Other important sites in the district include the main building of the University of Helsinki, the Helsinki City Hall, the Helsinki Central railway station and the Helsinki main post office. Many banks and corporations have their headquarters in Vironniemi, and the Sokos and Stockmann department stores and Sanomatalo, the main office of Helsingin Sanomat, Finland's largest newspaper, are also found there. A part of the core of Finland's cultural life is also found here: the National Library of Finland, the Finnish National Theatre, Ateneum, Kiasma and the Helsinki Music Centre.

==History==
Originally, a narrow bay called Kluuvinlahti extended south of Töölönlahti, reaching the site of present-day Esplanadi. At that time, the name Vironniemi meant the area eastwards of the bay mentioned above.
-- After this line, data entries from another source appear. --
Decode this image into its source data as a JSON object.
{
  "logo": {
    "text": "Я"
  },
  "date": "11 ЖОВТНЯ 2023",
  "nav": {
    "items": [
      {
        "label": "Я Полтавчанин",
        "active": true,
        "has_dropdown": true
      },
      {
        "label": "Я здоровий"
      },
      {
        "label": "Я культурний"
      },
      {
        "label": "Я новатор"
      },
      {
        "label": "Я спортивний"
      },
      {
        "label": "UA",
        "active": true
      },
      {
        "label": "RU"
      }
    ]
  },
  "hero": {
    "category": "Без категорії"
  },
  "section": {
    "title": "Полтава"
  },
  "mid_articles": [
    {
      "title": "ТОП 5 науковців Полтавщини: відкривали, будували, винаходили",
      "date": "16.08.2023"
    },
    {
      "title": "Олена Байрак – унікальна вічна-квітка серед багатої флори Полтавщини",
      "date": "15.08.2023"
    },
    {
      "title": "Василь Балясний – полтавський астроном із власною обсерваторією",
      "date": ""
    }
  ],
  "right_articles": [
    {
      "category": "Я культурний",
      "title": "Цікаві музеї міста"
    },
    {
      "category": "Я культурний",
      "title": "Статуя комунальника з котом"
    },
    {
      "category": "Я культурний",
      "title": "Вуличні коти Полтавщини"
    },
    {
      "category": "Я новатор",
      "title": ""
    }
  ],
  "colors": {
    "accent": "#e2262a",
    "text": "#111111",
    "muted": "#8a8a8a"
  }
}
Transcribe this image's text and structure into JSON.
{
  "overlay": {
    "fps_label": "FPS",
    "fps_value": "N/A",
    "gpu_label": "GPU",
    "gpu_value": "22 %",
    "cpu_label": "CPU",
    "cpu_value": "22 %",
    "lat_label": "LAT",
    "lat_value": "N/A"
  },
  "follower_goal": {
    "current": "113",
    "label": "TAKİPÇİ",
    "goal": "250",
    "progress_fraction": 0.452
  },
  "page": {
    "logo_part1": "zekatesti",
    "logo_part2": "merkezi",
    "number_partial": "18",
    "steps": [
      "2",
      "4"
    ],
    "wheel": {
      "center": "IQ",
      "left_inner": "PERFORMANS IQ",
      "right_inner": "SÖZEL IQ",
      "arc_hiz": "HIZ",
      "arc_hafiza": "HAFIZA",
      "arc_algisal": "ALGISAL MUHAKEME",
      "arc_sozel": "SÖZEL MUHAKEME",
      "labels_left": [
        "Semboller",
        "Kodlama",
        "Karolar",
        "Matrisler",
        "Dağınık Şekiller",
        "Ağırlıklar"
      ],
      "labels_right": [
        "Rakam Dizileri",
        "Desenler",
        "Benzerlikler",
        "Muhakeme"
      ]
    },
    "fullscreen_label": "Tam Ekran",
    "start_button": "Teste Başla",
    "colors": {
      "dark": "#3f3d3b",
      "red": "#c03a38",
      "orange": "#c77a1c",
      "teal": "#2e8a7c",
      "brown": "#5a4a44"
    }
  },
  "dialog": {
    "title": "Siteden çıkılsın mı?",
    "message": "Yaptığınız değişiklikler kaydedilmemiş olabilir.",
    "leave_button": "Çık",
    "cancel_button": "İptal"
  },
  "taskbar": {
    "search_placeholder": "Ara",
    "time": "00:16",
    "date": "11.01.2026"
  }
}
The birth of the Helsinki centre today dates back to 1640. At that time, the city centre was moved to Vironniemi from its birthplace at the mouth of the Vantaa river, the location of the present-day district of Vanhakaupunki.

The city grew and developed. It can still be seen: Old buildings dating back to the 18th and 19th century form about a quarter of the buildings currently in the district. Still in the 1850s, construction of the city was mainly focused in the Vironniemi area and south of it.

When the Kluuvinlahti bay was gradually filled in the 19th century, the name Vironniemi was disused in all except historical contexts. Only in the 1980s the name was restored, as the name of the main district, when division of the city into main districts was established.

==Districts and neighbouring districts of Vironniemi==
The main district of Vironniemi is divided into three individual districts: Kruununhaka, Kluuvi and Katajanokka.

Neighbouring districts include Kaartinkaupunki in the Ullanlinna main district to the south, Kamppi and Etu-Töölö in the Kampinmalmi main district to the west, Siltasaari across the Pitkäsilta bridge in the Kallio main district to the north, and Sörnäinen to the east of the aforementioned district across the more eastern Hakaniemi bridge.

==Office and home to thousands==
Vironniemi is a very important employer (35,040 offices, as of 31 December 2003) and also the home of 11,242 Helsinkians (as of early 2005). Over 80% of the district's apartments have been built before 1960, and a little over 10% in the 1980s, when production of new apartments was being directed towards Katajanokka.

The education level of the inhabitants of the district is the highest of all main districts in the city - 36.4% of the inhabitants have a university degree. 10.6% of the district's inhabitants are native Swedish-speaking (as of 1 January 2005), which is clearly higher than the city average. The unemployment rate is very low and the income level is above average.

Traffic connections in the district are excellent. Vironniemi is the endpoint or transit point of many tram, bus, train and ferry routes. Two of the stations of the Helsinki metro - the Rautatientori metro station and the Kaisaniemi metro station are located in the area. Traffic routes - streets, the rail yard and the piers - have taken up about 45% of the land area of the core of the city centre.